O individualismo é em geral produto da sobrestimação do valor próprio e da subestimação do valor dos outros. (...) O individualista tem por vezes a ilusão de que o individualismo é uma manifestação de liberdade individual. A verdade é que, quem pense, decida e actue apenas pela sua cabeça e pela sua vontade individual acaba por ser prisioneiro das suas próprias limitações. Isolado, atrás da aparente liberdade, o indivíduo acaba por ser escravo de si próprio. (...) Ao contrário do que afirmam os defensores do individualismo, a opção pela formação de uma opinião colectiva e de uma actuação colectiva constitui uma afirmação de que o indivíduo se libertou das próprias limitações individuais. Constitui assim uma expressão da liberdade individual.
Álvaro Cunhal, O Partido com paredes de vidro, Edições Avante!, 1985, pp. 85-86
Do ódio de classe à paixão mais intensa, passando pelo trauma por enfrentar ou pelo amor mais desenfreadamente inconsciente, sob a forma de um paternalismo altivo revelado publicamente e dirigido a quem está há décadas para morrer, a verdade é que muitas pessoas ficam diferentes no engajamento com o PCP, as que interessam para melhor e as mais mediáticas quase sempre para pior, sendo algumas capazes de mentir e de insultar o seu próprio passado.
Pior, pior, é sempre a indiferença, dadas as tarefas acometidas aos comunistas.

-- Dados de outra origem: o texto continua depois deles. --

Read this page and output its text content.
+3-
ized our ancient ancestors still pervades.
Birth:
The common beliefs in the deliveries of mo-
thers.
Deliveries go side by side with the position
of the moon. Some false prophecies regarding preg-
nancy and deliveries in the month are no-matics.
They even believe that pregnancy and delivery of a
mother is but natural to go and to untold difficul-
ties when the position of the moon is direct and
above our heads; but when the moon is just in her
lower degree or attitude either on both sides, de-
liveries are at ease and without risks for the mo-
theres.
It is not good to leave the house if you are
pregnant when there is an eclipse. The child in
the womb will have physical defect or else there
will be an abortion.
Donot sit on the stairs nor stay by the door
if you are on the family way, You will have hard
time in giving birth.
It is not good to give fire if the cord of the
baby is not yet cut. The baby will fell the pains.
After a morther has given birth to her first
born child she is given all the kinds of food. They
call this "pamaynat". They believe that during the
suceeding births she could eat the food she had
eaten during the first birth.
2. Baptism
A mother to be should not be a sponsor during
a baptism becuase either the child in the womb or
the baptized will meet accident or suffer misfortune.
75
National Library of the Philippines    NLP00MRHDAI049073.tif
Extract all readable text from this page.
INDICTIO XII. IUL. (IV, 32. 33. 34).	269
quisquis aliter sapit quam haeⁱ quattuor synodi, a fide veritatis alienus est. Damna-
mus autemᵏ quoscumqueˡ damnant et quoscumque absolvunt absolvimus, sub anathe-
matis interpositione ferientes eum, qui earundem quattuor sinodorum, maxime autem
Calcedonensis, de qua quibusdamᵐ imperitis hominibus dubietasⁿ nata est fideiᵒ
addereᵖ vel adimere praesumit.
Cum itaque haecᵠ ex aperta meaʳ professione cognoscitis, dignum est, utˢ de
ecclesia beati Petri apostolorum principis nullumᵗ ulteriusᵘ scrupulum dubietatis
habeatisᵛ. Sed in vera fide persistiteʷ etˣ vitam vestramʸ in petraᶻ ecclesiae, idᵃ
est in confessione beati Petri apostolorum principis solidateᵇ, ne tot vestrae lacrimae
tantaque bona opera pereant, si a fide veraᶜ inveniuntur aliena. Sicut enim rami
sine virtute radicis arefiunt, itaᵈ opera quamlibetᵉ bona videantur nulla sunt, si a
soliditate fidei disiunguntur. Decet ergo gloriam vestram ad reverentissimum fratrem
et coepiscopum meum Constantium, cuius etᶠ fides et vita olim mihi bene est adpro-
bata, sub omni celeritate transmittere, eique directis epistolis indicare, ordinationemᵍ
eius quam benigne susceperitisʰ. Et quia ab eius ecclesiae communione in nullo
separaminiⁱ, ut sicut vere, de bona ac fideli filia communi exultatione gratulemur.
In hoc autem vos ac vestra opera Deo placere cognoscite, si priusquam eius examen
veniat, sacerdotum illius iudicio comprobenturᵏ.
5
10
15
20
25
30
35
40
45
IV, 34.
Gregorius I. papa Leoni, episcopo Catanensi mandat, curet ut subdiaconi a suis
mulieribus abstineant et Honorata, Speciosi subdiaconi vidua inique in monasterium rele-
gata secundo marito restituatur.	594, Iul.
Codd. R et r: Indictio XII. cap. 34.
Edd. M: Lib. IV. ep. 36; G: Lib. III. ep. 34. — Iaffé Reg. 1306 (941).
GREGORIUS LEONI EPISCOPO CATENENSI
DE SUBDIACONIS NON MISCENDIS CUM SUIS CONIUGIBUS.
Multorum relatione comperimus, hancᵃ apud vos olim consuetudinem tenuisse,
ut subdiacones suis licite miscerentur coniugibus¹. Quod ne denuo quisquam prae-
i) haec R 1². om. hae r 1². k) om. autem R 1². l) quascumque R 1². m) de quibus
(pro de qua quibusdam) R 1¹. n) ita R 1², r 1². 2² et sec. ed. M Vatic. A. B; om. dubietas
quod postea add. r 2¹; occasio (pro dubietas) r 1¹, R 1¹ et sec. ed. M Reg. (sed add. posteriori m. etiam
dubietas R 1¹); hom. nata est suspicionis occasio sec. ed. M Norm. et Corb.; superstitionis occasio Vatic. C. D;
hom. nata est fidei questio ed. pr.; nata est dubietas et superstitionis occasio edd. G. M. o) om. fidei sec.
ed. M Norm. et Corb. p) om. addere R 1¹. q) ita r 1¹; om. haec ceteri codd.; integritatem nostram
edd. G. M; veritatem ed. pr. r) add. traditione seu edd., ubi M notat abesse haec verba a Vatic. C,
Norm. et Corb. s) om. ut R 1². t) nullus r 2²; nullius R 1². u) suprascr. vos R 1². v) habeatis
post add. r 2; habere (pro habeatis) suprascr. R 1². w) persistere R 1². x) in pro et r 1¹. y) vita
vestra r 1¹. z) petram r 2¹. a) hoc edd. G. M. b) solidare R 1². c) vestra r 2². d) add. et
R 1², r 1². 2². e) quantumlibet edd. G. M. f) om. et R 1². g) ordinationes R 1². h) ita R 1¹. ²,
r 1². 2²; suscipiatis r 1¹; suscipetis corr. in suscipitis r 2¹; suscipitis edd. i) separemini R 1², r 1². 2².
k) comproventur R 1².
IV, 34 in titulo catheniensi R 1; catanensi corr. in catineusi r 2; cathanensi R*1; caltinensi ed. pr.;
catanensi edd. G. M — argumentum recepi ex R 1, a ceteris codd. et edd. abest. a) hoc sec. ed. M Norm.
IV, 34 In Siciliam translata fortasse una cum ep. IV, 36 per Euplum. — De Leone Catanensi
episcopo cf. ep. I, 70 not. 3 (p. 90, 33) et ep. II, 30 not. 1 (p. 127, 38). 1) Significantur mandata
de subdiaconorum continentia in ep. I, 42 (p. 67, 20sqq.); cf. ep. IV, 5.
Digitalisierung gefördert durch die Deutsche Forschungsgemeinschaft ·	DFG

E é como se o PCP fosse para muitos a expressão político-partidária de uma “condição póstuma” e ao mesmo tempo o baluarte com que secretamente querem contar para se defenderem dela; condição assim descrita por Marina Garcés: “um novo relato, único e linear: o da destruição irreversível das nossas condições de vida”, fazendo do presente “o tempo que resta”.
Se a experiência própria vale de alguma coisa, arrisco dizer que o trauma ex-comunista de tantos, o nó que aperta, poderia ser superado, desatado, pelo reconhecimento democrático e patriótico: “elaborar o sentido e as condições do vivível”, superar a tal condição póstuma, é tarefa coletiva, de classe, de povo. Requer ação coletiva, ou seja, organização disciplinada e logo livre e autónoma, como os comunistas portugueses nunca se cansaram de insistir e de praticar com coragem ímpar, na esteira de Cunhal. São inimitáveis, mostra a experiência, a que se adquire por comparação.
Com todas as contradições do que está vivo e resiste na mais dura relação de forças, “rude e tosco instrumento para transformar Portugal” (Manuel Gusmão), o seu centralismo democrático, parte da teoria prática marxista-leninista, revelou ser de facto a melhor forma de organização, de vontade persistente, num tempo de refluxo, desorganizado por um individualismo possessivo, por um simulacro de singularidades impotentes e aprisionadas: eu-eu-eu-eu; o partido, a enésima coisa, sou eu.
Sabendo distinguir validade e poder, os comunistas são condição necessária, mas não suficiente, para outra condição, mais humana, noutro tempo, com outro relato, com outra potência libertadora: eu-nós-nós-eu; o “educador tem ele próprio de ser educado”, como assinalou Marx.
No fundo, sabe-se isto e daí o ódio e o amor, a repulsa e o desejo. Quem nunca?


1 comentário:
A verdadeira questão para quem já a viveu, e eu já a vivi sendo que eu continuo a identificar-me como comunista, é o tratamento e a posição do PCP em relação aos que foram militantes e ou dirigentes ativos e conhecidos, porque o PCP reconhece respeita quem nunca foi militante mas tem um percurso dentro do que o PCP apelida de "democratas" mas despreza desrespeita e maltrata quem já foi militante ou dirigente e se afastou do PCP. Sendo que efetivamente existe uma enorme diferença entre por exemplo o percurso do Carlos Brito antes e depois de sair do PCP e o percurso por exemplo do Pina Moura, da Zita Seabra e outros.
As pessoas merecem respeito por aquilo que representaram e fizeram e o Carlos Brito não merecia aquele comunicado do PCP.